Q. My employee did not enter an e-mail address on Form I-9. What should I do?
A. The employee is not required to enter an e-mail address and, thus, employers are not required to enter an employee’s e-mail address into E-Verify.
Q. My employee is concerned for his privacy. What is the purpose of entering his e-mail address in E-Verify?
A. E-Verify respects the privacy of both employers and employees. The purpose of entering the employee’s e-mail address is to provide an additional way to notify the employee of case events related to the information entered into E-Verify.
Q. Since E-Verify notifies employees of Tentative Nonconfirmations by e-mail, do I still have to notify my employee in person?
A. Yes. The e-mail notification feature does not replace the current TNC process that requires employers to notify employees of TNCs and their right to contest the TNC. The TNC email sent to employees will instruct the employee to contact the employer to obtain more information about the TNC.

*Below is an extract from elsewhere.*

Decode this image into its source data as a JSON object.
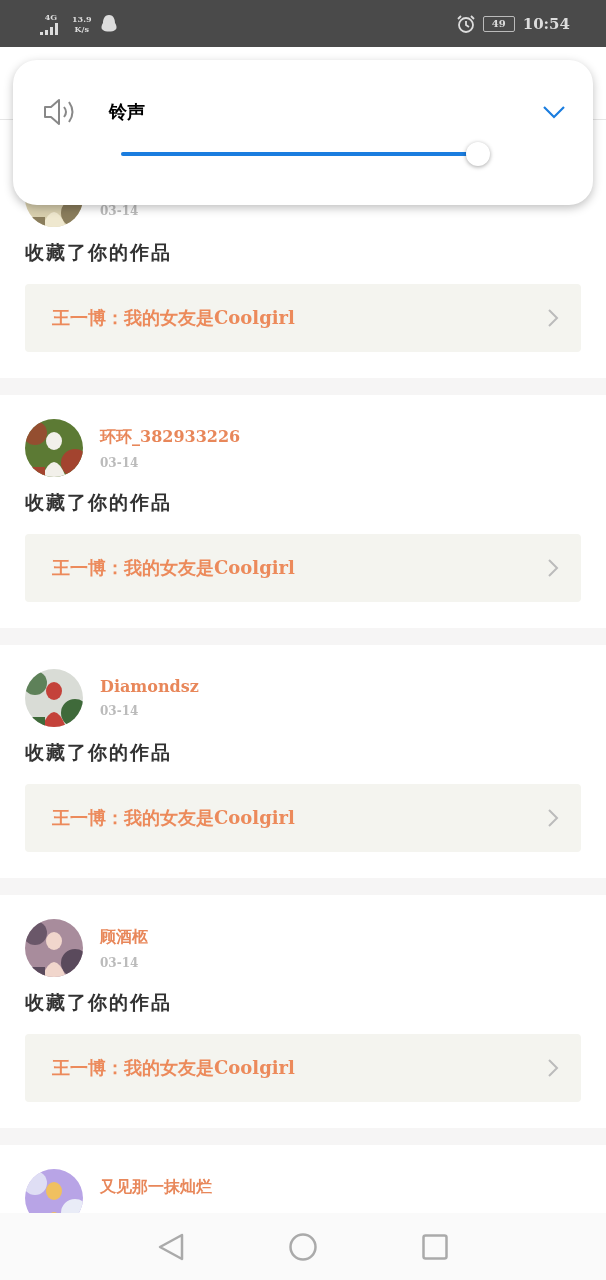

Q. My employee just received a notification from E-Verify after he received a TNC case result in E-Verify. Does he need to reply to the e-mail?
A. No, the employee should not reply to the e-mail. The e-mails your employee may receive due to an E-Verify case result are only notifications that contain instructions so that the employee may resolve the case.
You may designate an authorized representative to fill out Forms I-9 on behalf of your company, including personnel officers, foremen, agents or notary public. The Department of Homeland Security does not require the authorized representative to have specific agreements or other documentation for Form I-9 purposes. If an authorized representative fills out Form I-9 on your behalf, you are still liable for any violations in connection with the form or the verification process.
When completing Form I-9, you or authorized representative must physically examine each document presented to determine if it reasonably appears to be genuine and relates to the employee presenting it. Reviewing or examining documents via webcam is not permissible.
If the authorized representative refuses to complete Form I-9 (including providing a signature) another authorized representative may be selected. DHS does not require the authorized representative to have specific agreements or other documentation for Form I-9 purposes. If you hire a notary public, the notary public is acting as an authorized representative of you, not as a notary. The notary public must perform the same required actions as an authorized representative. When acting as an authorized representative, the notary public should not provide a notary seal on Form I-9.